Experts say that multiple large-scale hydropower projects in Arunachal Pradesh — including those on the Siang and Subansiri rivers — are being viewed by New Delhi less as energy initiatives and more as instruments of national security. These plans, long on paper, have gained greater urgency in the wake of China’s dam-building push on the other side of the border.

altArunachal Pradesh’s Subansiri Lower Hydroelectric Project on the Subansiri river is expected to be fully commissioned by the middle of 2026. (Photo by Press Information Bureau of India)

Late last year, China formally approved the new Medog Dam, the world’s largest hydropower project, on the Yarlung Zangbo River in Tibet Autonomous Region’s Medog county. This harnesses the same source as the Siang before it enters India, and was first announced as part of China’s 14th five-year plan in late 2020.

Mirza Zulfiqur Rahman, a visiting associate fellow at the Institute of Chinese Studies, told Nikkei that the SUMP is “being framed as strategic infrastructure … to assert presence in a region where the boundary with China remains unfenced and unresolved.”

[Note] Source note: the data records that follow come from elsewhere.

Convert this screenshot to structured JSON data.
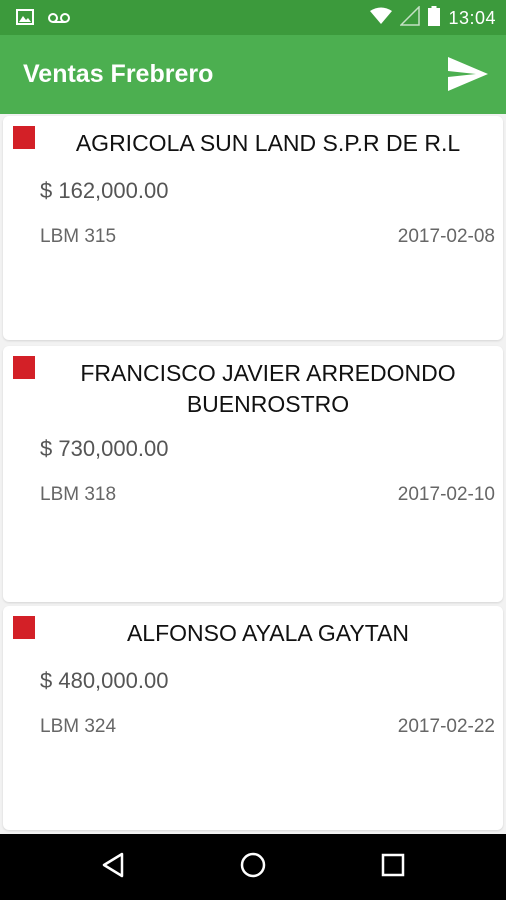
{
  "status_bar": {
    "time": "13:04",
    "icons": [
      "image-icon",
      "voicemail-icon",
      "wifi-icon",
      "signal-icon",
      "battery-icon"
    ]
  },
  "app_bar": {
    "title": "Ventas Frebrero",
    "action_icon": "send-icon"
  },
  "sales": [
    {
      "client": "AGRICOLA SUN LAND S.P.R DE R.L",
      "amount": "$ 162,000.00",
      "code": "LBM 315",
      "date": "2017-02-08",
      "flag_color": "#d32027"
    },
    {
      "client": "FRANCISCO JAVIER ARREDONDO BUENROSTRO",
      "amount": "$ 730,000.00",
      "code": "LBM 318",
      "date": "2017-02-10",
      "flag_color": "#d32027"
    },
    {
      "client": "ALFONSO AYALA GAYTAN",
      "amount": "$ 480,000.00",
      "code": "LBM 324",
      "date": "2017-02-22",
      "flag_color": "#d32027"
    }
  ],
  "nav_bar": {
    "buttons": [
      "back-icon",
      "home-icon",
      "recents-icon"
    ]
  },
  "colors": {
    "status_bar": "#3c9a3c",
    "app_bar": "#4caf50",
    "flag": "#d32027"
  }
}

He also argues that in both India and China rivers have become tools of statecraft. “Hydroelectric mega dams on transboundary rivers like the Siang are now being turned into sovereignty markers,” he said. “Just as China is doing in Tibet, India is responding with its own version of state-making through dams.”

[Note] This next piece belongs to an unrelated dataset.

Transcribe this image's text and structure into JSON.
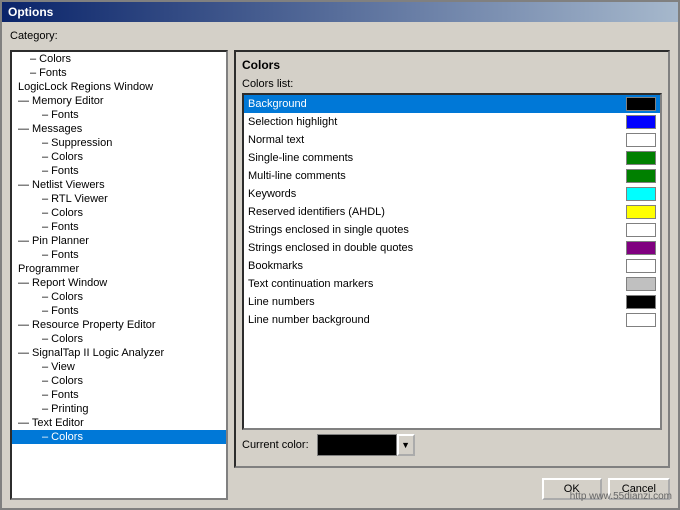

Arunachal Pradesh is also claimed in part by China, which calls it Zangnan, or South Tibet. In May, the Chinese Ministry of Civil Affairs renamed 27 places in the state, including 15 mountains, five residential areas, four mountain passes, two rivers and one lake.

“When Delhi builds a massive dam and deploys paramilitary forces to guard it, it’s a message to China: ‘Arunachal is ours,'” said Angshuman Choudhury, an expert of India’s Northeastern region and formally with the Centre for Policy Research, an independent think tank. “This is resource nationalization — using infrastructure to assert sovereignty over a contested frontier.”

altLocals say paramilitary forces arrived in the middle of a night in May along with drilling machines to begin a ground survey for what will be India’s largest hydroelectric dam. (Photo by Pasu Diino)

Choudhury said such infrastructure often has a dual purpose. “They’re pitched as economic corridors, but built to serve military needs in future too.”

Rahman points to a difference between India’s project and China’s dam: “China is using the natural gradients of the Yarlung Tsangpo gorge for energy generation. They don’t need to build a massive traditional dam,” he said. “But India’s plan for a huge structure at that elevation doesn’t make environmental or technical sense. It’s more political signaling than practical infrastructure.”

Choudhury notes India’s deployment of paramilitary forces to the project sites, rather than police: “The police may be deployed, but here we saw the deployment of paramilitaries,” he said. “That is precisely because India does not want China to see that there is internal protest within Arunachal against the dam. That dilutes India’s narrative in many ways.”

As the government pushes the project, thousands of locals continue protesting, and remain determined to block it.

“It’s not just about displacement — it’s about identity, spirituality and cultural survival,” Rahman said. “The Siang is Mother Siang for the Adi people. You can’t just cut a river into parts and expect life to go on. As one villager told me: ‘If you cut a human body into pieces, can it survive?”